From the time I was 9 until I was 24, all I knew was a “broken” home. I was bitter, angry, hurt, rebellious, mad…
I knew of God, my Dad was a pastor before my Mother died; but it is safe to say that I did not know His grace, forgiveness, nor His amazing power to heal brokenness until my heart was opened to Him nearly 5 years after the wreck.
For me, the biggest question to answer was why did God allow all of the bad stuff to happen, when I did nothing to cause any of it! I was only 9 when it all started. Why did He apparently hate me so much that I would have to go through the crap that I went through? It just wasn’t fair.
God loves me (and you) so much; sometimes there are questions that we may never have answered completely. He wants us to rely fully on Him and to realize that real joy and the good life can only be found in relationship with Him. When it feels as though there is no one else who understands, He does! When it feels as though no one else is there for you, He is! The void that we feel in brokenness can only be filled by Him.
Yes, Jesus loves you, this I know…
January 21, 2010 at 6:27 am
This is my story…
My family became “broken” after losing my father to a battle with cancer. He died at age 34, I was only 12. I never knew that brokenness and loss could produce so much pain, and I was helpless to do anything about it.

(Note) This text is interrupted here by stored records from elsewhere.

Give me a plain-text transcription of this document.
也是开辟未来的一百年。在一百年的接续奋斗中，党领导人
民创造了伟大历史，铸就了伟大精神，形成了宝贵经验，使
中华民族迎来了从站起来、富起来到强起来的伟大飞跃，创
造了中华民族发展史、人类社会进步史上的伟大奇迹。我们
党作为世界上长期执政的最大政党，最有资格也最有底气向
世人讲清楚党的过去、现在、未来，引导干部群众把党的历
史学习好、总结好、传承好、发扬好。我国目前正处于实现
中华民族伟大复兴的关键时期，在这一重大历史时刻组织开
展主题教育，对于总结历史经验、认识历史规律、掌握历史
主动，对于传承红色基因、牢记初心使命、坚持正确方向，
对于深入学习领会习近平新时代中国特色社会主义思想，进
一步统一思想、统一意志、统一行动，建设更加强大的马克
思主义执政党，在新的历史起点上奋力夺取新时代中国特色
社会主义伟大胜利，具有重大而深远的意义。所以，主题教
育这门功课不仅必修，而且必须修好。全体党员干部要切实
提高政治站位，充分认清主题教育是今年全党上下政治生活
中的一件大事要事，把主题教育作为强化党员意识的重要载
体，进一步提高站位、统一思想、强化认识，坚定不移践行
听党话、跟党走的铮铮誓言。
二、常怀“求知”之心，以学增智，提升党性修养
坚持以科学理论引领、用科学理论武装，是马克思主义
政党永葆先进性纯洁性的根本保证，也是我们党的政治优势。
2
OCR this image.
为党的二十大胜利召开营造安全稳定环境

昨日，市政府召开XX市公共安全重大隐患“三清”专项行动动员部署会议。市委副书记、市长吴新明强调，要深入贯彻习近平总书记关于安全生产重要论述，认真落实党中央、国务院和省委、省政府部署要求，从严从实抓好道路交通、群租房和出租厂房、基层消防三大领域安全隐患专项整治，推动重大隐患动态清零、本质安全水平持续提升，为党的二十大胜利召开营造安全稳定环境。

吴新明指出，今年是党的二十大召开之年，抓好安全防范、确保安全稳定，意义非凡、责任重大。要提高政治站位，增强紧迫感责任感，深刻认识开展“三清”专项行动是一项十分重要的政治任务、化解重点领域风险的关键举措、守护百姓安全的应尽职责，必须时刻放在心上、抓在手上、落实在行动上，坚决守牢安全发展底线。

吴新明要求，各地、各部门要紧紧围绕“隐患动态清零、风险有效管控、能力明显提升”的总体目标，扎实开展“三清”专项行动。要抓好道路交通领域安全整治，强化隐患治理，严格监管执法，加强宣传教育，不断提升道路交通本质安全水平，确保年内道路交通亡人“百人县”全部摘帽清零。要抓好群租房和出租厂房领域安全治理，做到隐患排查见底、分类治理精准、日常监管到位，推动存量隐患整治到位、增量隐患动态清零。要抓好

However, through all of it, I realized that brokenness also opened my heart up to God and other’s pain. I also learned that I began to grow in greater compassion for those around me who were hurting.
Oddly enough, the more I grew in compassion and love for others, the more aware I became of God’s presence in my life, and the more my own broken heart experienced amazing healing.
I didn’t fully understand it then like I do now, but my brokenness, created an openness, that led to me discovering a HOPE in this!
THE LAST WORD: everyone who finds themselves in any kind of brokenness [a family; your heart; a meaningful relationship; the death of someone you love; or a health issue that you just seem absolutely helpless to do anything about], ALWAYS stay open to God and hold out for hope.
It will certainly come…God has not had the last word concerning you!